高齢社会になり、この方々は金持ち、暇持ちでさらに健康です。お金を使いたくてしょうがない。その人たちに本当に身体にいいものを出しましょう。お客様に喜ばれます。ホテル業界では、どんどん新しい工夫をしています。アンチエイジング、若返りの料理がとても人気です。アレルギーの人のためのメニュー、そばや小麦、牛乳などを使わない料理をどんどん取り上げていますね。ぜひ皆さんもやってください。
もしお客様から選ばれなければ、その理由を考えることです。ただ単に安いだけではだめです。質を上げることです。人気のイタリアンレストラン、ラ・ベットラの落合務さんは、お客様が少ないとき、徹底して反省し、食材のレベルを上げたそうです。暇で儲からないと食材のレベルが下がる、だからますます暇になる。お客様が入らないときにこそ食材とお客様のレベルを上げるのです。今、自分の店は常連が多いから安心だと思っているうちに暇になります。病気、年をとると食べなくなる、飲めなくなる、隠居。今元気であっても、お客様は自分の懐のお金で来るのですから、もっとおいしい店、感じのいい店を探し、いずれは去っていくという現象もあります。

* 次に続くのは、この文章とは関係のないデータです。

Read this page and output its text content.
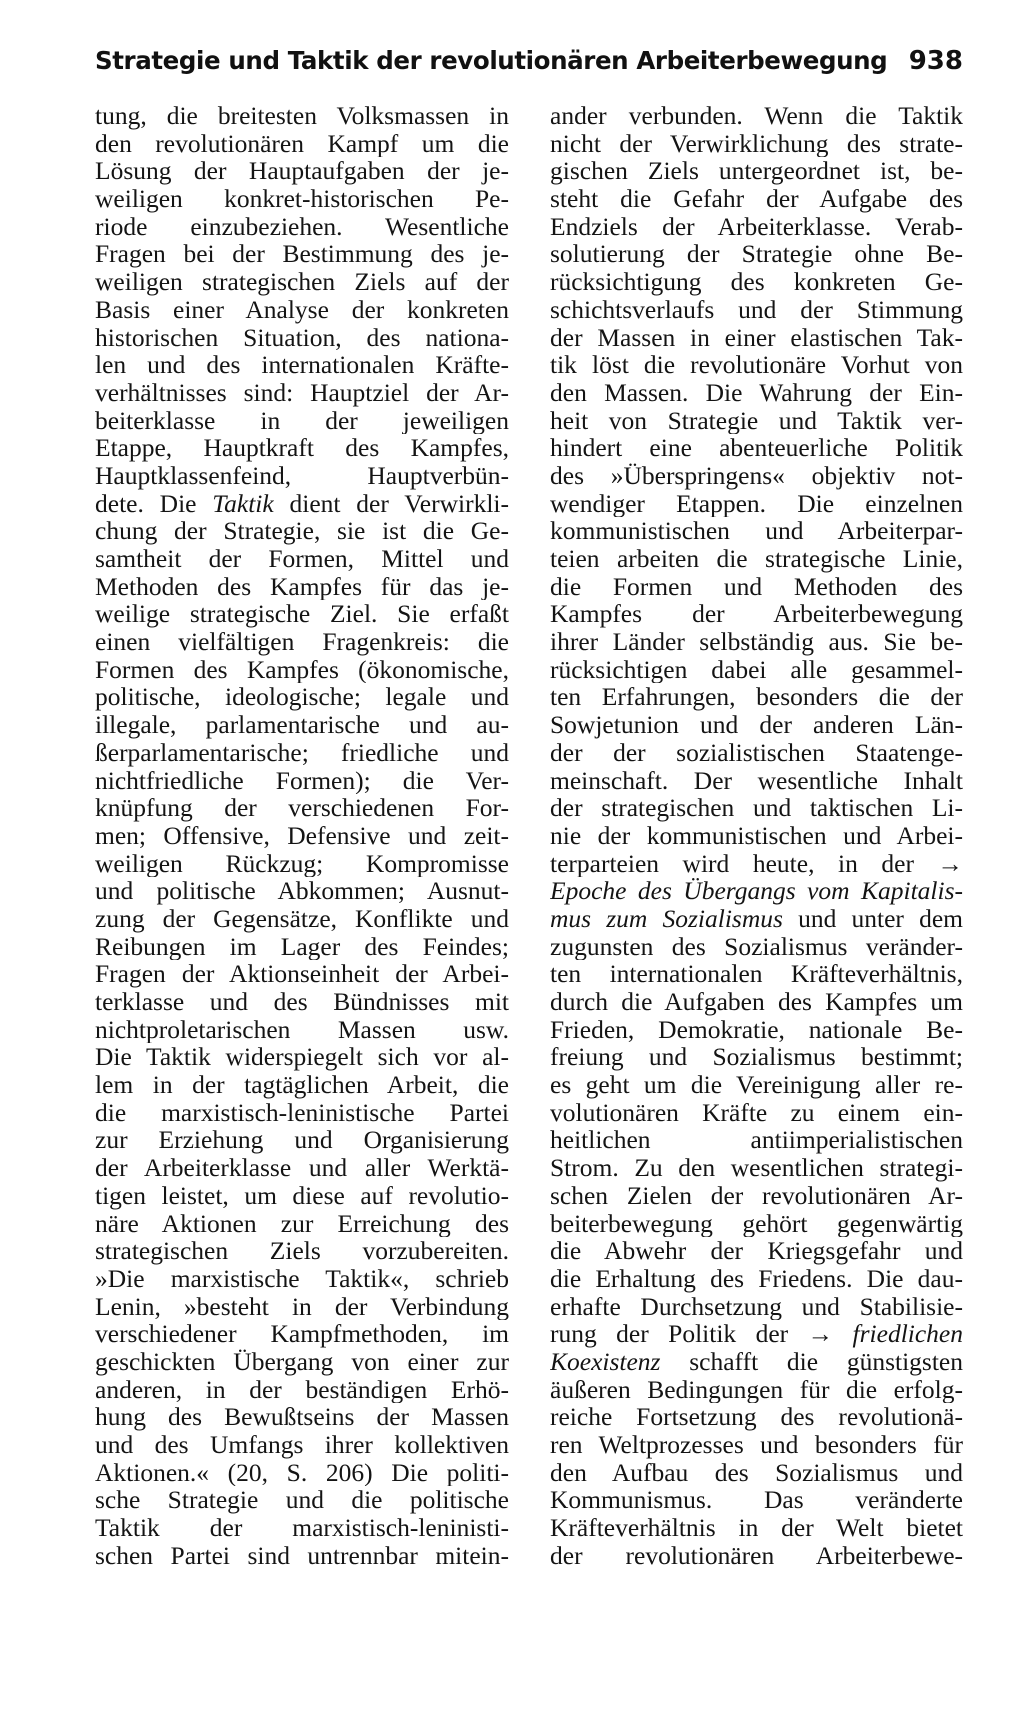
Strategie und Taktik der revolutionären Arbeiterbewegung 938
tung, die breitesten Volksmassen in
den revolutionären Kampf um die
Lösung der Hauptaufgaben der je-
weiligen konkret-historischen Pe-
riode einzubeziehen. Wesentliche
Fragen bei der Bestimmung des je-
weiligen strategischen Ziels auf der
Basis einer Analyse der konkreten
historischen Situation, des nationa-
len und des internationalen Kräfte-
verhältnisses sind: Hauptziel der Ar-
beiterklasse in der jeweiligen
Etappe, Hauptkraft des Kampfes,
Hauptklassenfeind, Hauptverbün-
dete. Die Taktik dient der Verwirkli-
chung der Strategie, sie ist die Ge-
samtheit der Formen, Mittel und
Methoden des Kampfes für das je-
weilige strategische Ziel. Sie erfaßt
einen vielfältigen Fragenkreis: die
Formen des Kampfes (ökonomische,
politische, ideologische; legale und
illegale, parlamentarische und au-
ßerparlamentarische; friedliche und
nichtfriedliche Formen); die Ver-
knüpfung der verschiedenen For-
men; Offensive, Defensive und zeit-
weiligen Rückzug; Kompromisse
und politische Abkommen; Ausnut-
zung der Gegensätze, Konflikte und
Reibungen im Lager des Feindes;
Fragen der Aktionseinheit der Arbei-
terklasse und des Bündnisses mit
nichtproletarischen Massen usw.
Die Taktik widerspiegelt sich vor al-
lem in der tagtäglichen Arbeit, die
die marxistisch-leninistische Partei
zur Erziehung und Organisierung
der Arbeiterklasse und aller Werktä-
tigen leistet, um diese auf revolutio-
näre Aktionen zur Erreichung des
strategischen Ziels vorzubereiten.
»Die marxistische Taktik«, schrieb
Lenin, »besteht in der Verbindung
verschiedener Kampfmethoden, im
geschickten Übergang von einer zur
anderen, in der beständigen Erhö-
hung des Bewußtseins der Massen
und des Umfangs ihrer kollektiven
Aktionen.« (20, S. 206) Die politi-
sche Strategie und die politische
Taktik der marxistisch-leninisti-
schen Partei sind untrennbar mitein-
ander verbunden. Wenn die Taktik
nicht der Verwirklichung des strate-
gischen Ziels untergeordnet ist, be-
steht die Gefahr der Aufgabe des
Endziels der Arbeiterklasse. Verab-
solutierung der Strategie ohne Be-
rücksichtigung des konkreten Ge-
schichtsverlaufs und der Stimmung
der Massen in einer elastischen Tak-
tik löst die revolutionäre Vorhut von
den Massen. Die Wahrung der Ein-
heit von Strategie und Taktik ver-
hindert eine abenteuerliche Politik
des »Überspringens« objektiv not-
wendiger Etappen. Die einzelnen
kommunistischen und Arbeiterpar-
teien arbeiten die strategische Linie,
die Formen und Methoden des
Kampfes der Arbeiterbewegung
ihrer Länder selbständig aus. Sie be-
rücksichtigen dabei alle gesammel-
ten Erfahrungen, besonders die der
Sowjetunion und der anderen Län-
der der sozialistischen Staatenge-
meinschaft. Der wesentliche Inhalt
der strategischen und taktischen Li-
nie der kommunistischen und Arbei-
terparteien wird heute, in der →
Epoche des Übergangs vom Kapitalis-
mus zum Sozialismus und unter dem
zugunsten des Sozialismus veränder-
ten internationalen Kräfteverhältnis,
durch die Aufgaben des Kampfes um
Frieden, Demokratie, nationale Be-
freiung und Sozialismus bestimmt;
es geht um die Vereinigung aller re-
volutionären Kräfte zu einem ein-
heitlichen antiimperialistischen
Strom. Zu den wesentlichen strategi-
schen Zielen der revolutionären Ar-
beiterbewegung gehört gegenwärtig
die Abwehr der Kriegsgefahr und
die Erhaltung des Friedens. Die dau-
erhafte Durchsetzung und Stabilisie-
rung der Politik der → friedlichen
Koexistenz schafft die günstigsten
äußeren Bedingungen für die erfolg-
reiche Fortsetzung des revolutionä-
ren Weltprozesses und besonders für
den Aufbau des Sozialismus und
Kommunismus. Das veränderte
Kräfteverhältnis in der Welt bietet
der revolutionären Arbeiterbewe-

皆さんのお店で、お客様のことを「客」「お客」と呼んでいませんか。そういうお店は間違いなくお客さまを大切に扱っていません。「お客さん」でもだめです。「お客様」です。お客様がいないところ、従業員同士の会話であっても、です。例えばクレームに対しても、「うるせえ客だ」と思う心のつぶやきが、必ず伝わってしまうのです。「お客様」以外にはありません。これを徹底してください。地域一番店になる五カ条があります。
1、地域一番店と言われる部分をつくる
2、飲食店はおもてなし業
3、コンセプトに忠実に
4、家族が支えあう
5、料理人であっても経営者の視点を飲食業はお客様に密着した商売です。だめになるのはお客様をお客様として扱わなかったときです。お客様が来なくなるのは、全て店側に原因があります。それを社会のせい、不景気のせい、飲酒運転取締りのせいと言っていたら商売ができません。それは全ての飲食店に当てはまる条件なのですから。お店の利益に貢献できない人は、お客様の満足に貢献できていない人なのです。お客様の満足のために何が出来るか、全組合員で考えて、全飲連の安心保証のブランドを更に広め、マスコミに取材させ、改革をしていくことが、全飲連加盟店だけの繁盛につながると私は信じております。
本日はありがとうございました。